In a portion of my J2EE/java code, I do a URLEncoding on the output of getRequestURI() to sanitize it to prevent XSS attacks, but Fortify SCA considers that poor validation.

Why?

回答1:

The key point is that you need to convert HTML special characters to HTML entities. This is also called "HTML escaping" or "XML escaping". Basically, the characters <, >, ", & and ' needs to be replaced by &lt;, &gt;, &quot;, &amp; and &#39;.

URL encoding does not do that. URL encoding converts URL special characters to percent-encoded values. This is not HTML escaping.

In case of web applications, HTML escaping is normally to be done in the view side, exactly there where you're redisplaying user-controlled input. In case of a Java EE web applications, that depends on the view technology you're using.

  1. If the webapp is using modern Facelets view technology, then you don't need to escape it yourself. Facelets will already implicitly do that.

  2. If the webapp is using legacy JSP view technology, then you need to ensure that you're using JSTL <c:out> tag or fn:escapeXml() function to redisplay user-controlled input.

    <c:out value="${bean.foo}" />
    <input type="text" name="foo" value="${fn:escapeXml(param.foo)}" />
    
  3. If the webapp is very legacy or bad designed and using servlets or scriptlets to print HTML, then you've a bigger problem. There are no builtin tags or functions, let alone Java methods which can escape HTML entities. You should either write some escape() method yourself or use the Apache Commons Lang StringEscapeUtils#escapeHtml() for this. Then you need to ensure that you're using it everywhere you're printing user-controlled input.

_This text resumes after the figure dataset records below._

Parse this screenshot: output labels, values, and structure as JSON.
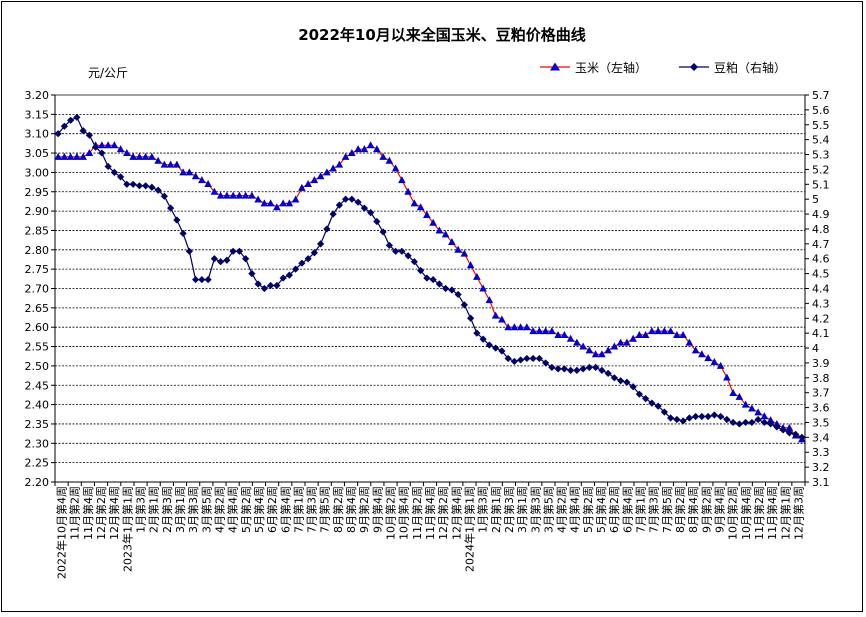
{
  "chart_data": {
    "type": "line",
    "title": "2022年10月以来全国玉米、豆粕价格曲线",
    "unit_label": "元/公斤",
    "legend_position": "top-right",
    "grid": true,
    "left_axis": {
      "min": 2.2,
      "max": 3.2,
      "step": 0.05,
      "ticks": [
        "3.20",
        "3.15",
        "3.10",
        "3.05",
        "3.00",
        "2.95",
        "2.90",
        "2.85",
        "2.80",
        "2.75",
        "2.70",
        "2.65",
        "2.60",
        "2.55",
        "2.50",
        "2.45",
        "2.40",
        "2.35",
        "2.30",
        "2.25",
        "2.20"
      ]
    },
    "right_axis": {
      "min": 3.1,
      "max": 5.7,
      "step": 0.1,
      "ticks": [
        "5.7",
        "5.6",
        "5.5",
        "5.4",
        "5.3",
        "5.2",
        "5.1",
        "5",
        "4.9",
        "4.8",
        "4.7",
        "4.6",
        "4.5",
        "4.4",
        "4.3",
        "4.2",
        "4.1",
        "4",
        "3.9",
        "3.8",
        "3.7",
        "3.6",
        "3.5",
        "3.4",
        "3.3",
        "3.2",
        "3.1"
      ]
    },
    "x_labels": [
      "2022年10月第4周",
      "11月第2周",
      "11月第4周",
      "12月第2周",
      "12月第4周",
      "2023年1月第1周",
      "1月第3周",
      "2月第1周",
      "2月第3周",
      "3月第1周",
      "3月第3周",
      "3月第5周",
      "4月第2周",
      "4月第4周",
      "5月第2周",
      "5月第4周",
      "6月第2周",
      "6月第4周",
      "7月第1周",
      "7月第3周",
      "7月第5周",
      "8月第2周",
      "8月第4周",
      "9月第2周",
      "9月第4周",
      "10月第2周",
      "10月第4周",
      "11月第2周",
      "11月第4周",
      "12月第2周",
      "12月第4周",
      "2024年1月第1周",
      "1月第3周",
      "2月第1周",
      "2月第3周",
      "3月第1周",
      "3月第3周",
      "3月第5周",
      "4月第2周",
      "4月第4周",
      "5月第2周",
      "5月第4周",
      "6月第2周",
      "6月第4周",
      "7月第1周",
      "7月第3周",
      "7月第5周",
      "8月第2周",
      "8月第4周",
      "9月第2周",
      "9月第4周",
      "10月第2周",
      "10月第4周",
      "11月第2周",
      "11月第4周",
      "12月第1周",
      "12月第3周"
    ],
    "series": [
      {
        "name": "玉米（左轴）",
        "axis": "left",
        "color": "#0000cc",
        "line_color": "#ff0000",
        "marker": "triangle",
        "values": [
          3.04,
          3.04,
          3.04,
          3.04,
          3.04,
          3.05,
          3.07,
          3.07,
          3.07,
          3.07,
          3.06,
          3.05,
          3.04,
          3.04,
          3.04,
          3.04,
          3.03,
          3.02,
          3.02,
          3.02,
          3.0,
          3.0,
          2.99,
          2.98,
          2.97,
          2.95,
          2.94,
          2.94,
          2.94,
          2.94,
          2.94,
          2.94,
          2.93,
          2.92,
          2.92,
          2.91,
          2.92,
          2.92,
          2.93,
          2.96,
          2.97,
          2.98,
          2.99,
          3.0,
          3.01,
          3.02,
          3.04,
          3.05,
          3.06,
          3.06,
          3.07,
          3.06,
          3.04,
          3.03,
          3.01,
          2.98,
          2.95,
          2.92,
          2.91,
          2.89,
          2.87,
          2.85,
          2.84,
          2.82,
          2.8,
          2.79,
          2.76,
          2.73,
          2.7,
          2.67,
          2.63,
          2.62,
          2.6,
          2.6,
          2.6,
          2.6,
          2.59,
          2.59,
          2.59,
          2.59,
          2.58,
          2.58,
          2.57,
          2.56,
          2.55,
          2.54,
          2.53,
          2.53,
          2.54,
          2.55,
          2.56,
          2.56,
          2.57,
          2.58,
          2.58,
          2.59,
          2.59,
          2.59,
          2.59,
          2.58,
          2.58,
          2.56,
          2.54,
          2.53,
          2.52,
          2.51,
          2.5,
          2.47,
          2.43,
          2.42,
          2.4,
          2.39,
          2.38,
          2.37,
          2.36,
          2.35,
          2.34,
          2.34,
          2.32,
          2.31
        ]
      },
      {
        "name": "豆粕（右轴）",
        "axis": "right",
        "color": "#000066",
        "line_color": "#000066",
        "marker": "diamond",
        "values": [
          5.44,
          5.49,
          5.53,
          5.55,
          5.46,
          5.43,
          5.35,
          5.31,
          5.22,
          5.18,
          5.15,
          5.1,
          5.1,
          5.09,
          5.09,
          5.08,
          5.06,
          5.02,
          4.94,
          4.86,
          4.77,
          4.65,
          4.46,
          4.46,
          4.46,
          4.6,
          4.58,
          4.59,
          4.65,
          4.65,
          4.6,
          4.5,
          4.43,
          4.4,
          4.42,
          4.42,
          4.47,
          4.49,
          4.53,
          4.57,
          4.6,
          4.64,
          4.7,
          4.8,
          4.9,
          4.96,
          5.0,
          5.0,
          4.98,
          4.94,
          4.91,
          4.85,
          4.78,
          4.69,
          4.65,
          4.65,
          4.62,
          4.58,
          4.52,
          4.47,
          4.46,
          4.43,
          4.4,
          4.39,
          4.36,
          4.29,
          4.2,
          4.1,
          4.06,
          4.02,
          4.0,
          3.98,
          3.93,
          3.91,
          3.92,
          3.93,
          3.93,
          3.93,
          3.9,
          3.87,
          3.86,
          3.86,
          3.85,
          3.85,
          3.86,
          3.87,
          3.87,
          3.85,
          3.83,
          3.8,
          3.78,
          3.77,
          3.74,
          3.69,
          3.66,
          3.63,
          3.61,
          3.57,
          3.53,
          3.52,
          3.51,
          3.53,
          3.54,
          3.54,
          3.54,
          3.55,
          3.54,
          3.52,
          3.5,
          3.49,
          3.5,
          3.5,
          3.52,
          3.5,
          3.49,
          3.47,
          3.45,
          3.43,
          3.42,
          3.4
        ]
      }
    ]
  }
}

    out.print("<p>" + StringEscapeUtils.escapeHtml(request.getParameter("foo")) + "</p>");
    

    Much better would be to redesign that legacy webapp to use JSP with JSTL.



回答2:

URL encoding does not affect certain significant characters including single quote (') and parentheses, so URL encoding will pass through unchanged certain payloads.

For example,

onload'alert(String.fromCharCode(120))'

will be treated by some browsers as a valid attribute that can result in code execution when injected inside a tag.

The best way to avoid XSS is to treat all untrusted inputs as plain text, and then when composing your output, properly encode all plain text to the appropriate type on output.

If you want to filter inputs as an additional layer of security, make sure your filter treats all quotes (including back-tick) and parentheses as possible code, and disallow them unless the make sense for that input.